Long-term disability insurance provides a portion of your income as a beneficiary if you become ill or injured and cannot work. This extended period of nonworking usually is more than 90 days. To receive such benefits, you may file a timely proof of loss and disability claim that an insurance company can approve.
If your employer provides and pays for your plan, it is likely that ERISA governs it. The Employee Retirement Income Security Act of 1974 set out to establish minimum standards for employee benefits. ERISA does not cover claims if you purchased a private disability policy.
If your long-term disability insurance claim is denied, it may not mean your case is over. Filing a long-term disability claim can be a frustrating and time-consuming process. The thought of going up against an insurance company is intimidating but the good news is that you don’t have to go through it alone.

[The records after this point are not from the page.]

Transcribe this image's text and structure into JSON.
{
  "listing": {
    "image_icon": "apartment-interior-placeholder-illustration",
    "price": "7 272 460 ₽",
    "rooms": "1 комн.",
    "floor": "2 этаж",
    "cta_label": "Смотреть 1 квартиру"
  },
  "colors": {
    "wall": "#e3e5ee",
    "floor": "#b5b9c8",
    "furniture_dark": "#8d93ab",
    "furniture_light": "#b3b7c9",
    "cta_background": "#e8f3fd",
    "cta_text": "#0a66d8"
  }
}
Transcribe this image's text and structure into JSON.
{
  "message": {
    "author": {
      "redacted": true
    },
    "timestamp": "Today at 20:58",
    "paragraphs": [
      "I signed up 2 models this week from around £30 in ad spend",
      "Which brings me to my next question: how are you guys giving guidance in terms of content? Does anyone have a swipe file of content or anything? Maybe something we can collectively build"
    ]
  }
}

You may be able to increase your chances of success if you hire a LTD attorney. This help could relieve your stress while resolving your claim as soon as possible. Choosing to have an attorney is your decision but it is important to be aware of the risks of doing it on your own.
Risks of the DIY claim
- An unrepresented worker may make the mistake of quitting their job. Most LTD policies provided by employers have a statement that says coverage will end when the employment does. An attorney would hopefully advise you to keep your job where it is at.
- It is common for insurance companies to draw up paperwork to provoke answers that form a basis of denial. A disability attorney could help identify traps used by insurers.
Long-term disability insurers provide appeal instructions in their denial letter. Returning a completed appeal form without providing additional information or arguments is not enough for an appeal.